Pascal Broulis s’élève contre les amalgames de la campagne et l’atteinte au fédéralisme de l’initiative de l’UDC. Il répond aux questions de Laurent Busslinger dans 24 Heures.
INTROSPECTION Pascal Broulis: «Notre meilleur gage de stabilité est le maillage des populations. En votant, que chacun se demande combien d’étrangers il a dans sa famille. Même le chef de file de l’UDC a un aïeul naturalisé!» LAUSANNE, LE 26 MAI 2008 PATRICK MARTIN
Opposé à l’article constitutionnel sur la santé, le gouvernement vaudois l’a fait savoir. Parce que Jean-Claude Mermoud soutient le texte de son parti, il n’a en revanche pas combattu l’initiative de l’UDC qui veut remettre en vigueur les naturalisations par le peuple, et interdire les recours. Depuis le milieu de la semaine dernière, les magistrats radicaux et libéraux romands ont néanmoins signé un «appel» de rejet. Entretien avec le président du Conseil d’Etat, le radical Pascal Broulis.
– Avez-vous débattu d’une prise de position?
– Non. Nos règles sont claires, si le collège n’est pas unanime, il ne s’exprime pas en tant que tel, ses membres peuvent le faire individuellement. Or, c’est un thème qui divise, où la droite républicaine s’oppose à l’UDC.
– Vu le vote anticipé, est-il encore opportun de se manifester dix jours avant la fin de la campagne?
– Mieux vaut tard que jamais. On sait qu’un tiers des votants utilisent leurs droits civiques la dernière semaine. Nous pouvons encore convaincre que cette initiative est dangereuse pour la stabilité du pays.
– En quoi?
– Elle déstabiliserait une nouvelle fois le fédéralisme. En matière de naturalisations, le canton de Vaud a sa manière de faire, qui fonctionne très bien, et prévoit un recours inscrit dans la Constitution.
– Dans les petites communes, où chaque citoyen peut participer au Conseil général, il existe de facto une forme de naturalisation par le peuple.
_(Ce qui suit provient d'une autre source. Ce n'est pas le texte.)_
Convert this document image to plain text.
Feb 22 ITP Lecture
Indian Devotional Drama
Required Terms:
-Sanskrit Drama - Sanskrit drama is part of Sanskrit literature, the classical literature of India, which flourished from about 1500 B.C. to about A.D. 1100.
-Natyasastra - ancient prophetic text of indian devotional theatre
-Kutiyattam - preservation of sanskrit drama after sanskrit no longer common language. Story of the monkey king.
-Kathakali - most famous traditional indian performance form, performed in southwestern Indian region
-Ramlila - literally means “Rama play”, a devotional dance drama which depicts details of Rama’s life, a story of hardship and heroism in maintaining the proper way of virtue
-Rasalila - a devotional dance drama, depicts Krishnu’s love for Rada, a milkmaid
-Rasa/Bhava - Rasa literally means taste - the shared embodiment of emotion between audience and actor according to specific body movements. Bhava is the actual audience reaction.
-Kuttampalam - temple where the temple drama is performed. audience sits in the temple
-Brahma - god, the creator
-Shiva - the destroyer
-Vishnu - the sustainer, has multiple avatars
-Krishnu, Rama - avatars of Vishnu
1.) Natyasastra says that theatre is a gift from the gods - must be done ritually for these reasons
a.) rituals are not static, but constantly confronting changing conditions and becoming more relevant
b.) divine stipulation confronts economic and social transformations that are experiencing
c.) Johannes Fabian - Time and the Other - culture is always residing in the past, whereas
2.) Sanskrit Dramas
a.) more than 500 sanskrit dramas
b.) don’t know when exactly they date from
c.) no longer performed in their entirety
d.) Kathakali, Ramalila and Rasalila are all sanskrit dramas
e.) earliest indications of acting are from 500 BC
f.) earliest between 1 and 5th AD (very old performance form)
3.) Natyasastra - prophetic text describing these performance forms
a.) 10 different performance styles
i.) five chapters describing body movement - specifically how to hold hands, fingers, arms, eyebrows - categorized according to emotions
Quel problème poserait une acceptation?
– Le problème se poserait naturellement aux villes. Prenons le chiffre 2007 de 6000 naturalisations dans le canton (ndlr: lire ci-contre). Si Lausanne n’en octroie que le dixième, et doit consulter ses citoyens pour le faire, qu’a-t-on? Un catalogue de 600 noms à cocher une fois par an? Dix votations annuelles avec 60 postulants chaque fois? Comment se déterminer? Ce n’est pas crédible, cela ouvre la porte à l’arbitraire, cela met à mal nos institutions.
– Si l’initiative passait, pourriezvous défendre la Constitution vaudoise, et le droit au recours qu’elle prévoit?
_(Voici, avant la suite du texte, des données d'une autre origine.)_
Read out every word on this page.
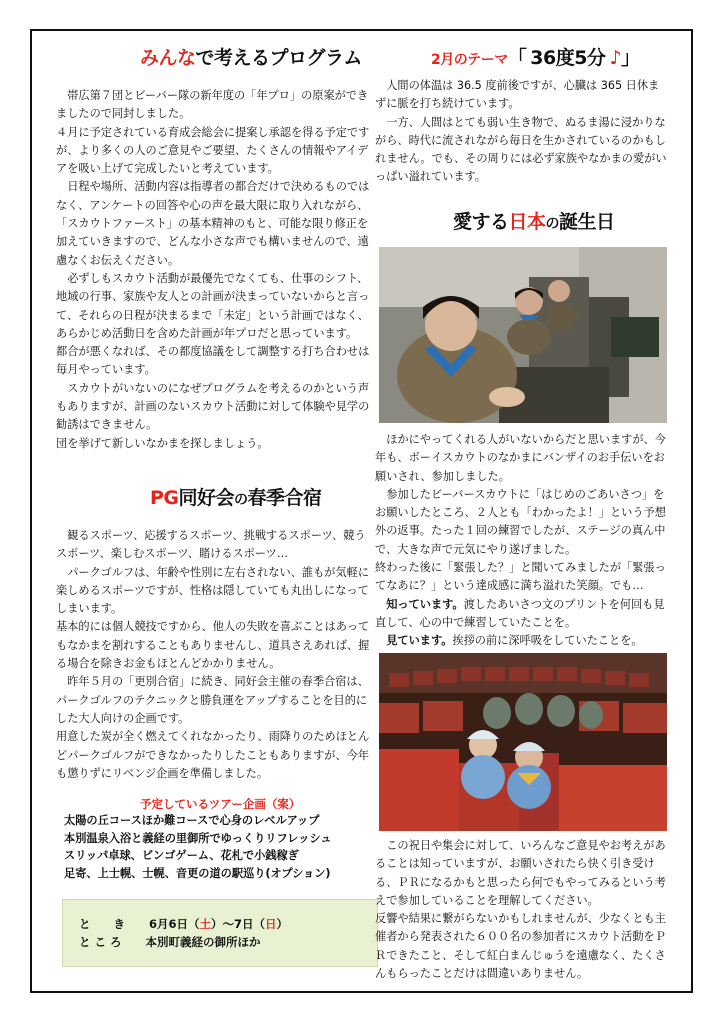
みんなで考えるプログラム

　帯広第７団とビーバー隊の新年度の「年プロ」の原案ができましたので同封しました。

４月に予定されている育成会総会に提案し承認を得る予定ですが、より多くの人のご意見やご要望、たくさんの情報やアイデアを吸い上げて完成したいと考えています。

　日程や場所、活動内容は指導者の都合だけで決めるものではなく、アンケートの回答や心の声を最大限に取り入れながら、「スカウトファースト」の基本精神のもと、可能な限り修正を加えていきますので、どんな小さな声でも構いませんので、遠慮なくお伝えください。

　必ずしもスカウト活動が最優先でなくても、仕事のシフト、地域の行事、家族や友人との計画が決まっていないからと言って、それらの日程が決まるまで「未定」という計画ではなく、あらかじめ活動日を含めた計画が年プロだと思っています。

都合が悪くなれば、その都度協議をして調整する打ち合わせは毎月やっています。

　スカウトがいないのになぜプログラムを考えるのかという声もありますが、計画のないスカウト活動に対して体験や見学の勧誘はできません。

団を挙げて新しいなかまを探しましょう。

PG同好会の春季合宿

　観るスポーツ、応援するスポーツ、挑戦するスポーツ、競うスポーツ、楽しむスポーツ、賭けるスポーツ…

　パークゴルフは、年齢や性別に左右されない、誰もが気軽に楽しめるスポーツですが、性格は隠していても丸出しになってしまいます。

基本的には個人競技ですから、他人の失敗を喜ぶことはあってもなかまを割れすることもありませんし、道具さえあれば、握る場合を除きお金もほとんどかかりません。

　昨年５月の「更別合宿」に続き、同好会主催の春季合宿は、パークゴルフのテクニックと勝負運をアップすることを目的にした大人向けの企画です。

用意した炭が全く燃えてくれなかったり、雨降りのためほとんどパークゴルフができなかったりしたこともありますが、今年も懲りずにリベンジ企画を準備しました。

予定しているツアー企画（案）
太陽の丘コースほか難コースで心身のレベルアップ
本別温泉入浴と義経の里御所でゆっくりリフレッシュ
スリッパ卓球、ビンゴゲーム、花札で小銭稼ぎ
足寄、上士幌、士幌、音更の道の駅巡り(オプション)
と　　き 6月6日（土）～7日（日）
と こ ろ 本別町義経の御所ほか
2月のテーマ「 36度5分 ♪」

　人間の体温は 36.5 度前後ですが、心臓は 365 日休まずに脈を打ち続けています。

　一方、人間はとても弱い生き物で、ぬるま湯に浸かりながら、時代に流されながら毎日を生かされているのかもしれません。でも、その周りには必ず家族やなかまの愛がいっぱい溢れています。

愛する日本の誕生日

　ほかにやってくれる人がいないからだと思いますが、今年も、ボーイスカウトのなかまにバンザイのお手伝いをお願いされ、参加しました。

　参加したビーバースカウトに「はじめのごあいさつ」をお願いしたところ、２人とも「わかったよ！」という予想外の返事。たった１回の練習でしたが、ステージの真ん中で、大きな声で元気にやり遂げました。

終わった後に「緊張した？」と聞いてみましたが「緊張ってなあに？」という達成感に満ち溢れた笑顔。でも…

　知っています。渡したあいさつ文のプリントを何回も見直して、心の中で練習していたことを。

　見ています。挨拶の前に深呼吸をしていたことを。

　この祝日や集会に対して、いろんなご意見やお考えがあることは知っていますが、お願いされたら快く引き受ける、ＰＲになるかもと思ったら何でもやってみるという考えで参加していることを理解してください。

反響や結果に繋がらないかもしれませんが、少なくとも主催者から発表された６００名の参加者にスカウト活動をＰＲできたこと、そして紅白まんじゅうを遠慮なく、たくさんもらったことだけは間違いありません。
– On verrait s’affronter deux droits différents. Tout ce que la Suisse ne veut pas! Je rappelle que le fédéralisme, c’est une délégation de compétences du canton vers la Confédération, pas l’inverse. Des difficultés d’applications sont programmées.
– Naturalise-t-on trop ici?
– Non. Le canton de Vaud a quelque 70 000 nouveaux habitants à accueillir ces douze prochaines années. Ce seront des Confédérés, et des étrangers. Notre meilleur gage de stabilité est le maillage des populations. En votant, que chacun se demande combien d’étrangers il a dans sa famille, quelles chances il a d’en avoir à travers les rencontres que feront ses enfants? Même le chef de file de l’UDC a un aïeul naturalisé! Alors qu’avec ses campagnes répétées, ce parti attise des sentiments xénophobes, qu’il faut sans cesse rappeler nos valeurs républicaines, redire qu’une affiche n’est pas chic parce qu’elle est choc, qu’on ne peut tout amalgamer comme dans ces annonces qui mélangent ces jours naturalisations et violence des jeunes.
– Christoph Blocher parle ce soir à Lausanne, justement sur les naturalisations. Qu’auriezvous à lui dire?
– En l’accueillant au Comptoir l’an dernier, j’ai rappelé Ramuz s’interrogeant, en 1937, sur l’identité suisse et répondant: «Nous ne sommes pas Suisses, mais Vaudois, Valaisans, Zurichois, c’est-à-dire des ressortissants de petits pays véritables.» Je lui dirais qu’à son poste précédant, il n’a rien fait pour mettre en vigueur l’initiative sur les délinquants dangereux, qui pose d’insolubles problèmes d’application. Pourquoi soutenir un autre texte qui se heurtera aux mêmes difficultés?